I'm new to the forum so I apologize if i'm posting in the wrong place. If you could direct me somewhere I can find the answer I would really appreciate it.

Posted

You might get a more directed answer in http://forum.thegradcafe.com/forum/28-life-sciences/

However, I can speak having done my undergraduate and master's at a university that has Biological Science programs and offers M.S. degrees in almost every discipline therein. A quick check of U.S. News & World Reports shows Stanford to be the current #1 in Sciences. A google for Stanford biomedical science led me to the Stanford School of Medicine, where I found this: http://med.stanford.edu/ms/

Perhaps that will help you in your journey for information. Good luck!

Posted

My field is chemistry, so I can tell you what I know about that area. Most of the top-tier programs in their field do not offer terminal Master's degrees. Meaning schools like Harvard are not going to admit students for only a Master's. Like you said, you can receive a Master's if you choose to leave the PhD program early (not necessarily fail, though that occasionally happens. More often that people decide it's too long, family reasons, issues with their advisor, etc). It probably depends on what type of career you want to go into as to how much that matters (ex: in industry it matters less than in academia), but yes might be a risk of someone who is familiar with the system thinking that you just couldn't hack the PhD.

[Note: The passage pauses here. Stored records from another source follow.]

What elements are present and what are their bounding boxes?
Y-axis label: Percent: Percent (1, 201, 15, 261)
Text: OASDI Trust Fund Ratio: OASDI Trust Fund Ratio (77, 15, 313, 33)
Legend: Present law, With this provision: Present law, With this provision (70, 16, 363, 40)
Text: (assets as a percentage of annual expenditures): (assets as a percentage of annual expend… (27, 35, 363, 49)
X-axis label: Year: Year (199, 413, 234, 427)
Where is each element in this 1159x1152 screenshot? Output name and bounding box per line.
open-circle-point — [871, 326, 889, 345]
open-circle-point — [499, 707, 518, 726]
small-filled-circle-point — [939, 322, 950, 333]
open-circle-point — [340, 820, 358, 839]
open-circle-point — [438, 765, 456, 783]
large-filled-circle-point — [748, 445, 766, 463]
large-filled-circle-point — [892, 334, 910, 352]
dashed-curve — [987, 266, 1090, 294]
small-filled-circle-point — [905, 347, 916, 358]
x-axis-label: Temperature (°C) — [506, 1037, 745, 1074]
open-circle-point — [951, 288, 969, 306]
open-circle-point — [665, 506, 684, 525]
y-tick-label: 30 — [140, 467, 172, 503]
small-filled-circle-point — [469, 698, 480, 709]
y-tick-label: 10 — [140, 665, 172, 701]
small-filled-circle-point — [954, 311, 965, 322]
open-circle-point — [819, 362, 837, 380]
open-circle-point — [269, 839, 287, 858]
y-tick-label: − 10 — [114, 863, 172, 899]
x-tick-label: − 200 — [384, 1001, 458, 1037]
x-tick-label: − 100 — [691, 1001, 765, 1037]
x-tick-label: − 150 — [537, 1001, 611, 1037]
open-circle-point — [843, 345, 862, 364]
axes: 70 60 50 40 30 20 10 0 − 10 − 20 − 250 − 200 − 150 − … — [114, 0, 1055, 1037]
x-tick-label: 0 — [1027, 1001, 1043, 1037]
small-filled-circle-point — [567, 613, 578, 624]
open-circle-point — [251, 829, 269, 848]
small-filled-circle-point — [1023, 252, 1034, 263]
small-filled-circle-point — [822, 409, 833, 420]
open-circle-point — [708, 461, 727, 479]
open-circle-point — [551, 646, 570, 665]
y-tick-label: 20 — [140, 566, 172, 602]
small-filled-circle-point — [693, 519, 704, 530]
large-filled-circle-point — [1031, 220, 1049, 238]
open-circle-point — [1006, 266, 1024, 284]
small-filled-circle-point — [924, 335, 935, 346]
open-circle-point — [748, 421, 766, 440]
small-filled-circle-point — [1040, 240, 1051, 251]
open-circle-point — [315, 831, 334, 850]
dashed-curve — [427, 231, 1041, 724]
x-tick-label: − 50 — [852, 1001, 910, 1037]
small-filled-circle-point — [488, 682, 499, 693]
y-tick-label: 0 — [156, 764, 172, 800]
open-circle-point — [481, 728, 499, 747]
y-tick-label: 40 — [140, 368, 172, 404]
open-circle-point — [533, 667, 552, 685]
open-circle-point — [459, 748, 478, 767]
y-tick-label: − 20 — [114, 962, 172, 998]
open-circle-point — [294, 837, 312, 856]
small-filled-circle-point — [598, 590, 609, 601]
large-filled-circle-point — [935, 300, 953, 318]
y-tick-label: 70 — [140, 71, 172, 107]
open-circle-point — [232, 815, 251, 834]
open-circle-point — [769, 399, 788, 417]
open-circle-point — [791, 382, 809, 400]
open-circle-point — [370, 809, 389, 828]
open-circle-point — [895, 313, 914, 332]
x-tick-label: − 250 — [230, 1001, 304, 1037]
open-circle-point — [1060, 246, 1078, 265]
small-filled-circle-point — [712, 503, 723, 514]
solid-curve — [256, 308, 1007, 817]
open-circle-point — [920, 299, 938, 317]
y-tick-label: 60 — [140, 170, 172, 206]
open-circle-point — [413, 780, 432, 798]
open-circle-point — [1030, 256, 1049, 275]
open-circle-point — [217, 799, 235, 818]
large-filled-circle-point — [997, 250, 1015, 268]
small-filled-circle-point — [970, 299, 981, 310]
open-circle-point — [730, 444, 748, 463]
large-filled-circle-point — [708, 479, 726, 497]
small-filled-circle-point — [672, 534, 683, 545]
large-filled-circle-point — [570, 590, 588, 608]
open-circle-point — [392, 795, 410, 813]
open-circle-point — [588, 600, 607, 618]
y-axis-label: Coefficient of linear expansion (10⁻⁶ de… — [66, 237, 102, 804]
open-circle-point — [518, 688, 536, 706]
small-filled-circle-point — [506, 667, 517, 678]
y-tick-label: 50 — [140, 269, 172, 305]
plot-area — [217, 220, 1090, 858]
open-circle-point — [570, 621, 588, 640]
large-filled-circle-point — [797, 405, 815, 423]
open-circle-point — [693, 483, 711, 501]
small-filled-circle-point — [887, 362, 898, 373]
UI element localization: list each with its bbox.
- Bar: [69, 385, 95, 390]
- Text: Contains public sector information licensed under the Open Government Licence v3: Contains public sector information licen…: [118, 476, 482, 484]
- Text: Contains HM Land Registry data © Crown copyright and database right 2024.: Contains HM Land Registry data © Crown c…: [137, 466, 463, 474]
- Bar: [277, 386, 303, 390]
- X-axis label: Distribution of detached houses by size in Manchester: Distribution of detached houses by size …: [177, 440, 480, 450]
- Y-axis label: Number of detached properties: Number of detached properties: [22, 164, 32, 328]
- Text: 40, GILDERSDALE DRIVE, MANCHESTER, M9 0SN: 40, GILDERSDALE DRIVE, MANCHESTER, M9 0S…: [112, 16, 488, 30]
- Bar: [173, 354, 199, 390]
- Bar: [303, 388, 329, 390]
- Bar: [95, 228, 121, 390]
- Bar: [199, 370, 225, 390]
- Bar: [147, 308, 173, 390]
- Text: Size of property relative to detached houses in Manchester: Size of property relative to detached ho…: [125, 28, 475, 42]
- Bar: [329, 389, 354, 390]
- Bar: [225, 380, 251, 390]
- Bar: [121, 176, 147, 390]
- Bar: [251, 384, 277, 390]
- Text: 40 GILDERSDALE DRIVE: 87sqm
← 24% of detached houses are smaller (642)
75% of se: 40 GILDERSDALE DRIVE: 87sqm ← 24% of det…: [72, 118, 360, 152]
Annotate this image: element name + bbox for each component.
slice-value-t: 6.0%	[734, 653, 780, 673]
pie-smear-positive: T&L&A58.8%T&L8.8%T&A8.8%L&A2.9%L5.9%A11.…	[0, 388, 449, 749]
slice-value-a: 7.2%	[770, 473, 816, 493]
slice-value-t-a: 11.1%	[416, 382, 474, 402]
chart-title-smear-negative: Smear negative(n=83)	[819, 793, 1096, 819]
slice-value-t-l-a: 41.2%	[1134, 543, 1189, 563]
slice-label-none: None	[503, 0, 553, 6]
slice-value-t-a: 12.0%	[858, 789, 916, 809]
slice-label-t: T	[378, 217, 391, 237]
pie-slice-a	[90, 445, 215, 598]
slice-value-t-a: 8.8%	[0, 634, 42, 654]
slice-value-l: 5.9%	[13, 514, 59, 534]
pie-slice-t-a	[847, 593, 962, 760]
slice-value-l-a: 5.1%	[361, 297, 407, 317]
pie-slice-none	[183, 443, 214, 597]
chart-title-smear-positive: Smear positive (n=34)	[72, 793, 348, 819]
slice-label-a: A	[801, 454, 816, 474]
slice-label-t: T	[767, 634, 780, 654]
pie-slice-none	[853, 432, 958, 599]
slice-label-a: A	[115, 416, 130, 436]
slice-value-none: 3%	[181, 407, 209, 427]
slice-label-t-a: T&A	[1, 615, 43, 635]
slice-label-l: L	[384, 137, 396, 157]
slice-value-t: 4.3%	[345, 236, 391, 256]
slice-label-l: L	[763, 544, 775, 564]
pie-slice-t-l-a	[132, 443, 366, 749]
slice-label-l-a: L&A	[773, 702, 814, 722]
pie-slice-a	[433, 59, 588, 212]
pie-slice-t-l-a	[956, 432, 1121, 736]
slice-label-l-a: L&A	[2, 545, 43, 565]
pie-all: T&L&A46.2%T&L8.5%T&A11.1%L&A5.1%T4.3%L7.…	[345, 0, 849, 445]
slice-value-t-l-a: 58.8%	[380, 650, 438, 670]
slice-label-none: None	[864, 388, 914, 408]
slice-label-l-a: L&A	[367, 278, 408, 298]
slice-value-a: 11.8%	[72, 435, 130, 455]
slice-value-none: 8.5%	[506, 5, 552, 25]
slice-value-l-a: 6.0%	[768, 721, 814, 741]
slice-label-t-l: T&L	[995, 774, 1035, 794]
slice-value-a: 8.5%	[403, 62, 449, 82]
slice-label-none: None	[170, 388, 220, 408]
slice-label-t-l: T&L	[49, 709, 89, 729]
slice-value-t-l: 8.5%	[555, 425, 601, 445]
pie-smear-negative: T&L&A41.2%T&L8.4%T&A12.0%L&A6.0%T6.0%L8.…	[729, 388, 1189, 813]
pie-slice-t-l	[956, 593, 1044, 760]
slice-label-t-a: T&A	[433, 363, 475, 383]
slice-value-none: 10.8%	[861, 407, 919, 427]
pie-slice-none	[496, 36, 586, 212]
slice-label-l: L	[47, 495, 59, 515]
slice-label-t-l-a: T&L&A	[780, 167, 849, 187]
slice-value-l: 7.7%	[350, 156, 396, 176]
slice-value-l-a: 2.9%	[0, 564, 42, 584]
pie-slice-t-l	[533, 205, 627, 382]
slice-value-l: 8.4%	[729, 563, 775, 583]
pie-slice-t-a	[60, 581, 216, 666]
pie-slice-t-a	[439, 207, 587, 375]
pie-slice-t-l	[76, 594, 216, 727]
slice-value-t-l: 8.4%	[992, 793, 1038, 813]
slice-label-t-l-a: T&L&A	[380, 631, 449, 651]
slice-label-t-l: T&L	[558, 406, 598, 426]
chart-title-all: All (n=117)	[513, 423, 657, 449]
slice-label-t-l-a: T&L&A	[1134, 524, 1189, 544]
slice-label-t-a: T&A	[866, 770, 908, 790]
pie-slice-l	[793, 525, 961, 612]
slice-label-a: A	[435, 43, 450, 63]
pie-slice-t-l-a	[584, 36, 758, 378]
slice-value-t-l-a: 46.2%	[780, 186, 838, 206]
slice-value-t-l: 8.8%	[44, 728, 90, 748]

There are schools that do offer terminal masters programs, especially those that also offer part-time grad programs (which the top tier schools also do not usually allow), BUT these programs rarely provide funding. Their reasoning is that grad students are the heart of research institution, so PhD students who are there for 5+ years are a better investment than a 2 year masters student.

You just have to do some research to find out what schools offer Master's, I promise they exist! Good luck with your search!

Posted

Thank you both very much!

I'm indeed looking at some of the top American schools such as Stanford, Caltech, Columbia, Harvard, etc. Although these top schools do offer master programs in the biological sciences, they are often more book-based rather than the wet-bench laboratory research that I'm looking for. For example, they offer masters in disciplines such as biotechnology, bioinformatics, or genetic counselling, whereas I want to do basic science research in fields such as biochem, molecular bio, immuno, etc.

so47 thanks for the info. That was indeed some of the rumours I heard. If there is someone familiar with the medical sciences, I would really appreciate some insight on how MS is regarded in this field.